Former Peruvian president Alejandro Toledo considers himself a "statistical error" in the political history of Latin America. Despite growing up poor in a native Indian family, he managed to reach the United States as a youth thanks to two American volunteers who visited Peru and spotted the talented boy. In the late 1970s, after completing undergraduate and graduate degrees, he went on to do doctoral studies at Stanford University, which is where he met Eliane Karp.
"I am enjoying my freedom now after a very intensive experience in politics," Toledo told Haaretz in his first interview since the end of his term of office last summer. "I am not a professional politician, and in recent years I did not have too much time for the family, which is very important for me. I intend to stay at Stanford for another year and then perhaps go on to Harvard."
Toledo added that he is proud of having completed his term of office while displaying complete respect for democratic laws - including freedom of the press, independence of the various institutions and the quiet transfer of power. Economically, he says, his goal was to try to reduce poverty and return Peru to the international community after the dire period of the Fujimori regime.

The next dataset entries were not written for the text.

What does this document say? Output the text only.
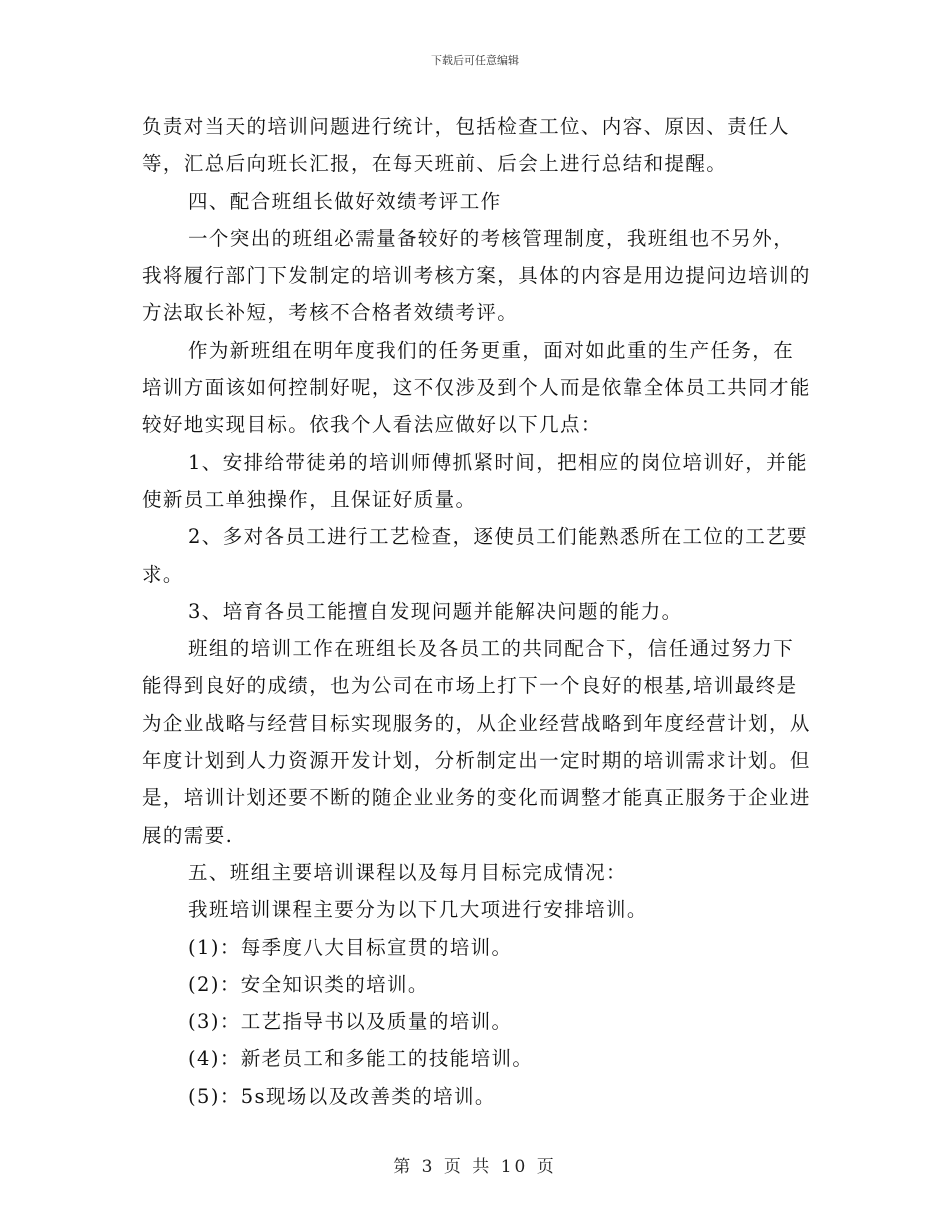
下载后可任意编辑

负责对当天的培训问题进行统计，包括检查工位、内容、原因、责任人等，汇总后向班长汇报，在每天班前、后会上进行总结和提醒。

四、配合班组长做好效绩考评工作

一个突出的班组必需量备较好的考核管理制度，我班组也不另外，我将履行部门下发制定的培训考核方案，具体的内容是用边提问边培训的方法取长补短，考核不合格者效绩考评。

作为新班组在明年度我们的任务更重，面对如此重的生产任务，在培训方面该如何控制好呢，这不仅涉及到个人而是依靠全体员工共同才能较好地实现目标。依我个人看法应做好以下几点：

1、安排给带徒弟的培训师傅抓紧时间，把相应的岗位培训好，并能使新员工单独操作，且保证好质量。

2、多对各员工进行工艺检查，逐使员工们能熟悉所在工位的工艺要求。

3、培育各员工能擅自发现问题并能解决问题的能力。

班组的培训工作在班组长及各员工的共同配合下，信任通过努力下能得到良好的成绩，也为公司在市场上打下一个良好的根基,培训最终是为企业战略与经营目标实现服务的，从企业经营战略到年度经营计划，从年度计划到人力资源开发计划，分析制定出一定时期的培训需求计划。但是，培训计划还要不断的随企业业务的变化而调整才能真正服务于企业进展的需要.

五、班组主要培训课程以及每月目标完成情况：

我班培训课程主要分为以下几大项进行安排培训。

(1)：每季度八大目标宣贯的培训。

(2)：安全知识类的培训。

(3)：工艺指导书以及质量的培训。

(4)：新老员工和多能工的技能培训。

(5)：5s现场以及改善类的培训。

第 3 页 共 10 页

Toledo is backed up by hard data: According to the World Bank, the Peruvian economy grew by 28 percent from 2002 to 2006, above the world average. Inflation during this period was 12 percent, as compared with 44 percent on average in Latin America.
Clifford Krauss, a New York Times reporter who covered Peru in the first two years of Toledo's presidency, says his term in office is indeed considered a success from this point of view. Even though his public support fell drastically to below 10 percent in the middle of his presidency, he had 45 percent support at the end of his term.

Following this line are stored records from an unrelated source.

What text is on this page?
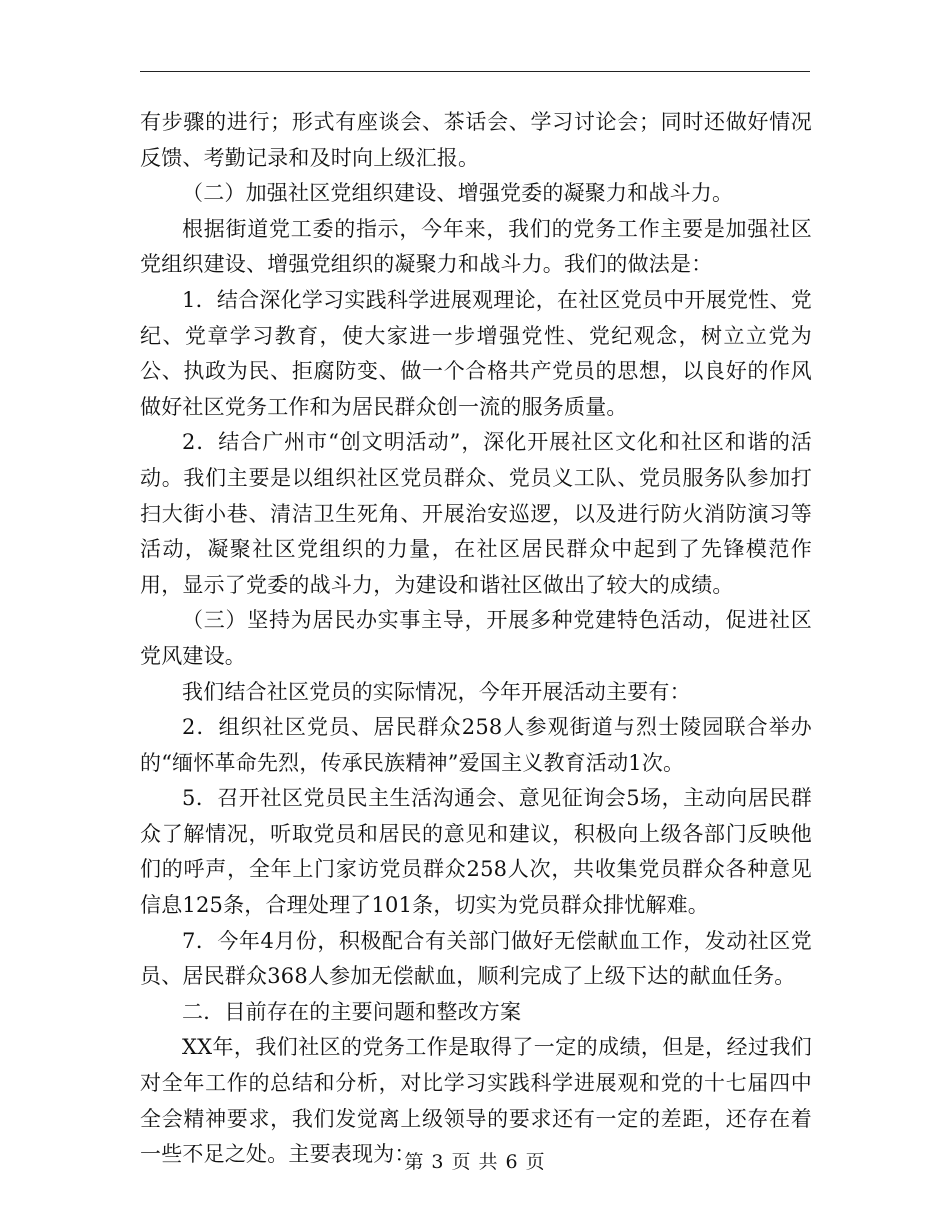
有步骤的进行；形式有座谈会、茶话会、学习讨论会；同时还做好情况反馈、考勤记录和及时向上级汇报。

（二）加强社区党组织建设、增强党委的凝聚力和战斗力。

根据街道党工委的指示，今年来，我们的党务工作主要是加强社区党组织建设、增强党组织的凝聚力和战斗力。我们的做法是：

1．结合深化学习实践科学进展观理论，在社区党员中开展党性、党纪、党章学习教育，使大家进一步增强党性、党纪观念，树立立党为公、执政为民、拒腐防变、做一个合格共产党员的思想，以良好的作风做好社区党务工作和为居民群众创一流的服务质量。

2．结合广州市“创文明活动”，深化开展社区文化和社区和谐的活动。我们主要是以组织社区党员群众、党员义工队、党员服务队参加打扫大街小巷、清洁卫生死角、开展治安巡逻，以及进行防火消防演习等活动，凝聚社区党组织的力量，在社区居民群众中起到了先锋模范作用，显示了党委的战斗力，为建设和谐社区做出了较大的成绩。

（三）坚持为居民办实事主导，开展多种党建特色活动，促进社区党风建设。

我们结合社区党员的实际情况，今年开展活动主要有：

2．组织社区党员、居民群众258人参观街道与烈士陵园联合举办的“缅怀革命先烈，传承民族精神”爱国主义教育活动1次。

5．召开社区党员民主生活沟通会、意见征询会5场，主动向居民群众了解情况，听取党员和居民的意见和建议，积极向上级各部门反映他们的呼声，全年上门家访党员群众258人次，共收集党员群众各种意见信息125条，合理处理了101条，切实为党员群众排忧解难。

7．今年4月份，积极配合有关部门做好无偿献血工作，发动社区党员、居民群众368人参加无偿献血，顺利完成了上级下达的献血任务。

二．目前存在的主要问题和整改方案

XX年，我们社区的党务工作是取得了一定的成绩，但是，经过我们对全年工作的总结和分析，对比学习实践科学进展观和党的十七届四中全会精神要求，我们发觉离上级领导的要求还有一定的差距，还存在着一些不足之处。主要表现为：

第 3 页 共 6 页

"I am very proud that I was a democratic leader," Toledo says, "but it is possible that I did not devote enough time to short-term decisions. Maybe that would have made it easier for me politically. Politicians do not tend to focus on the long-term. I decided to focus precisely on the intermediate and long-term regarding infrastructures, education and health, and that requires many years."

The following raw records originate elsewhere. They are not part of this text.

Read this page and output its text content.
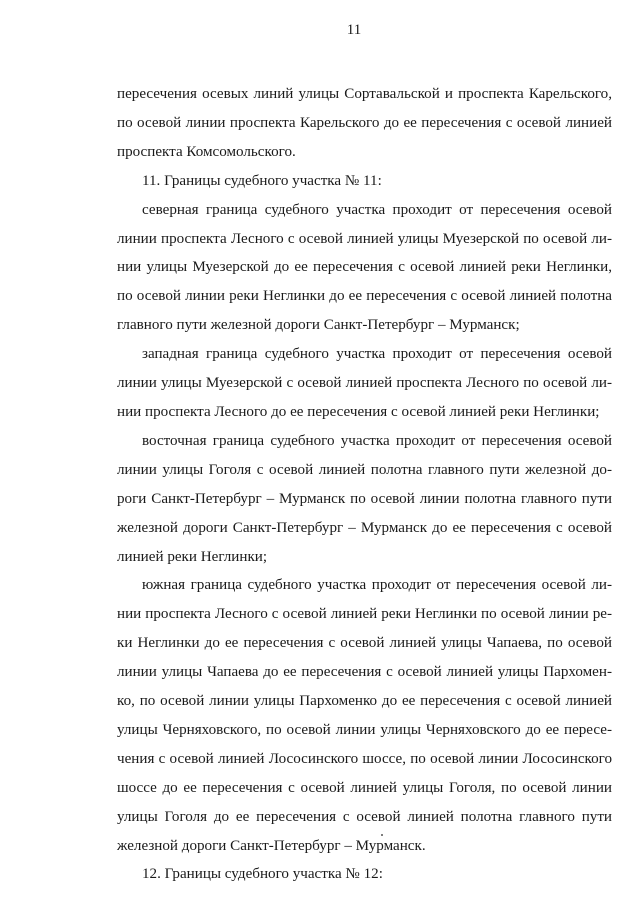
11
пересечения осевых линий улицы Сортавальской и проспекта Карельского,
по осевой линии проспекта Карельского до ее пересечения с осевой линией
проспекта Комсомольского.
11. Границы судебного участка № 11:
северная граница судебного участка проходит от пересечения осевой
линии проспекта Лесного с осевой линией улицы Муезерской по осевой ли-
нии улицы Муезерской до ее пересечения с осевой линией реки Неглинки,
по осевой линии реки Неглинки до ее пересечения с осевой линией полотна
главного пути железной дороги Санкт-Петербург – Мурманск;
западная граница судебного участка проходит от пересечения осевой
линии улицы Муезерской с осевой линией проспекта Лесного по осевой ли-
нии проспекта Лесного до ее пересечения с осевой линией реки Неглинки;
восточная граница судебного участка проходит от пересечения осевой
линии улицы Гоголя с осевой линией полотна главного пути железной до-
роги Санкт-Петербург – Мурманск по осевой линии полотна главного пути
железной дороги Санкт-Петербург – Мурманск до ее пересечения с осевой
линией реки Неглинки;
южная граница судебного участка проходит от пересечения осевой ли-
нии проспекта Лесного с осевой линией реки Неглинки по осевой линии ре-
ки Неглинки до ее пересечения с осевой линией улицы Чапаева, по осевой
линии улицы Чапаева до ее пересечения с осевой линией улицы Пархомен-
ко, по осевой линии улицы Пархоменко до ее пересечения с осевой линией
улицы Черняховского, по осевой линии улицы Черняховского до ее пересе-
чения с осевой линией Лососинского шоссе, по осевой линии Лососинского
шоссе до ее пересечения с осевой линией улицы Гоголя, по осевой линии
улицы Гоголя до ее пересечения с осевой линией полотна главного пути
железной дороги Санкт-Петербург – Мурманск.
12. Границы судебного участка № 12:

Despite the hard times he endured, as well as the attacks on him and his wife in both the past and the present, Toledo says that he does not regret having entered politics. "I saw it as a privilege. For an Indian boy from a family of peasants to go through this whole story and in the end become president - that is a great privilege. I could have gone on writing books in academia that would not have had any influence on anyone."
On the latest reports in the Peruvian media, he says, "They can say whatever they like. In my presidency there was no corruption. Fujimori and Montesinos will never forgive me for toppling them. They made my life impossible. They could have accused me of being inexperienced. They could have accused me of being a political novice. But corruption? Absolutely not."